Parse and track this ID to resume the conversation.

Session resume syntax

bash
# Resume a specific session:
codex exec "YOUR_FOLLOWUP_PROMPT" resume <session_id>

# Resume the most recent session:
codex exec "YOUR_FOLLOWUP_PROMPT" resume --last

Programmatic multi-turn pattern

bash
RESULT_FILE=$(mktemp /tmp/codex-result-XXXXXX.md)

# Round 1: Initial review — tee stderr to capture session ID while user watches
STDERR_FILE=$(mktemp /tmp/codex-stderr-XXXXXX.log)
codex exec -C /path/to/repo -s read-only -m gpt-5.3-codex \
  -o "$RESULT_FILE" \
  "Review src/auth/login.py for security issues" 2> >(tee "$STDERR_FILE" >&2)
SESSION_ID=$(grep 'session id:' "$STDERR_FILE" | awk '{print $NF}')
# Read $RESULT_FILE with the Read tool

# Round 2: Follow up within the same session (Codex retains full context)
codex exec -m gpt-5.3-codex -o "$RESULT_FILE" \
  "Now suggest concrete fixes for each issue you found" \
  resume "$SESSION_ID"
# Read $RESULT_FILE with the Read tool

# Round 3: Adversarial check, still in same session
codex exec -m gpt-5.3-codex -o "$RESULT_FILE" \
  "Play devil's advocate — what could still go wrong?" \
  resume "$SESSION_ID"
# Read $RESULT_FILE with the Read tool

Key advantage: When resuming a session, Codex retains the full prior conversation context. No need to re-send file contents or prior output. Just send the new prompt.

Managing multiple sessions

When running parallel reviews (e.g. reviewing auth AND database modules simultaneously), track session IDs in variables:

bash
# Start two parallel review tracks
AUTH_OUT=$(codex exec -C /repo "Review src/auth/ for security" 2>&1)
AUTH_SESSION=$(echo "$AUTH_OUT" | grep 'session id:' | awk '{print $NF}')

DB_OUT=$(codex exec -C /repo "Review src/db/ for query safety" 2>&1)
DB_SESSION=$(echo "$DB_OUT" | grep 'session id:' | awk '{print $NF}')

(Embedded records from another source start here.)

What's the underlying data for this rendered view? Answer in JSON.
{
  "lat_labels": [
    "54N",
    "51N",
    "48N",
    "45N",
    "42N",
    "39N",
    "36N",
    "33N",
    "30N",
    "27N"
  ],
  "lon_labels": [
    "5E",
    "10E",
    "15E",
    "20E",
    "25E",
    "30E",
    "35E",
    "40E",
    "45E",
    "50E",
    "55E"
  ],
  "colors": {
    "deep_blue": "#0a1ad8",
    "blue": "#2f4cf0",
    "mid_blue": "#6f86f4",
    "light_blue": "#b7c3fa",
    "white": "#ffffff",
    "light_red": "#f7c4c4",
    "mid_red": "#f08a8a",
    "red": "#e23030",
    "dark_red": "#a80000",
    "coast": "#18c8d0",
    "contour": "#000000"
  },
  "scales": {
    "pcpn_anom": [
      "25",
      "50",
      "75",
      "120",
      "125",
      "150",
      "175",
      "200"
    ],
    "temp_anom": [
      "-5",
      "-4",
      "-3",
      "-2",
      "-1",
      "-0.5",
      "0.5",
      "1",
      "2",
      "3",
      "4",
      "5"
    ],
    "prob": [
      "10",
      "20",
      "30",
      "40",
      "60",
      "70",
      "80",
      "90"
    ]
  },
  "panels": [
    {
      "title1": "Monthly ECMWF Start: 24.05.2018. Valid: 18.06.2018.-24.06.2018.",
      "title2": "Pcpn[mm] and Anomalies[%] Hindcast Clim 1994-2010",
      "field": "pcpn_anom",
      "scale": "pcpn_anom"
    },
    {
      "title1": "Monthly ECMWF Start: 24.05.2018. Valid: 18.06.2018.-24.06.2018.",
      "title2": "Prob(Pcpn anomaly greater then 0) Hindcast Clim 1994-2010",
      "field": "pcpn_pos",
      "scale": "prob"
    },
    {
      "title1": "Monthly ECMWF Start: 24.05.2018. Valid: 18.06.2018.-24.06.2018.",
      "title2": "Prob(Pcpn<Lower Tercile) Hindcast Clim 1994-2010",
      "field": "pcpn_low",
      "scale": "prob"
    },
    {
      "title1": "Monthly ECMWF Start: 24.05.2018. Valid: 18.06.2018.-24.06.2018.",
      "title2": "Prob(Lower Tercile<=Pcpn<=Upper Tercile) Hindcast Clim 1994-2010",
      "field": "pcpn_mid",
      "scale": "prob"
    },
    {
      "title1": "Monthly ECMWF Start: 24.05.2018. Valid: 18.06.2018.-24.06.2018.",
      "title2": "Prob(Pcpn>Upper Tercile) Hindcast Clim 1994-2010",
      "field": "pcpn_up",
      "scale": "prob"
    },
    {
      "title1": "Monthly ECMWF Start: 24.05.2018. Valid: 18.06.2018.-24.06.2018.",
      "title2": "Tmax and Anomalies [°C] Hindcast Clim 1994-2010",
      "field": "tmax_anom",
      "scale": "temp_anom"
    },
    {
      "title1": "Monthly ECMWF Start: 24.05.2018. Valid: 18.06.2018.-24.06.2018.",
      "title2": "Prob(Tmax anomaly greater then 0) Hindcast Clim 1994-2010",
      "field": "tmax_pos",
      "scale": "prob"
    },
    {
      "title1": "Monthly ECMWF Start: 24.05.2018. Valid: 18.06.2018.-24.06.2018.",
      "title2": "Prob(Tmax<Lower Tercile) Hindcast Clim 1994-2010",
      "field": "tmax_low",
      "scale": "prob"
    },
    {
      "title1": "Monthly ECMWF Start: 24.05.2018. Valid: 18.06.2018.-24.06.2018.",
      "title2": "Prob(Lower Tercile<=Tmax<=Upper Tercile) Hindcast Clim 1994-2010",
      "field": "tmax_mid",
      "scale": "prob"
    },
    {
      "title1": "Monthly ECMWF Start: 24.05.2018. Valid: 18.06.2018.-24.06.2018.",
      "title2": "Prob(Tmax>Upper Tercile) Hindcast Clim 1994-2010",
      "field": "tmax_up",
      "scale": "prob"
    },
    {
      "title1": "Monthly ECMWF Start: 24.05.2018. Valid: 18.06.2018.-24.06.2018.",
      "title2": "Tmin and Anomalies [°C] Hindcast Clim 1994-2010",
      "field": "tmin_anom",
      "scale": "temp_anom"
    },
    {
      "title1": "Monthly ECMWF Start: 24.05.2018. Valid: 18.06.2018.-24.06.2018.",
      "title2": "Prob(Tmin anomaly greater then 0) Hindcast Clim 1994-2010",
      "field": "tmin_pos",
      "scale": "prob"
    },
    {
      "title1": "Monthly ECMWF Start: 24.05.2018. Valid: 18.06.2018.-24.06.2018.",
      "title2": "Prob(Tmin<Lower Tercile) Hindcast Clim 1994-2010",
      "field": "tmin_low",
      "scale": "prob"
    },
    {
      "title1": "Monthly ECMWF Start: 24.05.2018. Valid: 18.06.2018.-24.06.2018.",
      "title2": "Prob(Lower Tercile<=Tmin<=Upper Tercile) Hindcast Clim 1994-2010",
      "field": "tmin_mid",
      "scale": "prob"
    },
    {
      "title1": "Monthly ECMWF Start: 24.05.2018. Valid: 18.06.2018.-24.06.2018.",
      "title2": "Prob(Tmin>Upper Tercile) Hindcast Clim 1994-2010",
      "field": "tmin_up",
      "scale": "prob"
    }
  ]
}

# Follow up on each independently
codex exec "Prioritize the issues by severity" resume "$AUTH_SESSION"
codex exec "Are there any SQL injection vectors?" resume "$DB_SESSION"

Workflow

  1. Determine scope — what files/decisions need review.
  2. Choose mode:
    • Quick file review → codex review
    • Single focused question → codex exec
    • Extended debate → codex exec with session resume
  3. Run the review and capture output + session ID.
  4. Iterate if needed — resume the session with follow-up questions.
  5. Synthesize — present the user with a unified summary: areas of agreement, disagreements, and actionable recommendations.
  6. Act on findings — if the user agrees, apply suggested changes.

Tips

  • Always use -m gpt-5.3-codex — this is the strongest model available on this account.
  • Always use -o <file> to capture the final message cleanly. Read the file instead of stdout.
  • Use -s read-only for review tasks (safe default; Codex can read but not modify).
  • For large repos, point Codex at specific directories or files rather than the whole tree.
  • Always extract and store the session ID if there's any chance of follow-up.
  • resume --last is convenient for single-track reviews; use explicit session IDs when running parallel reviews.
  • Wrap Codex output in a clear "Second Opinion" heading when presenting to the user so it's obvious which feedback comes from which model.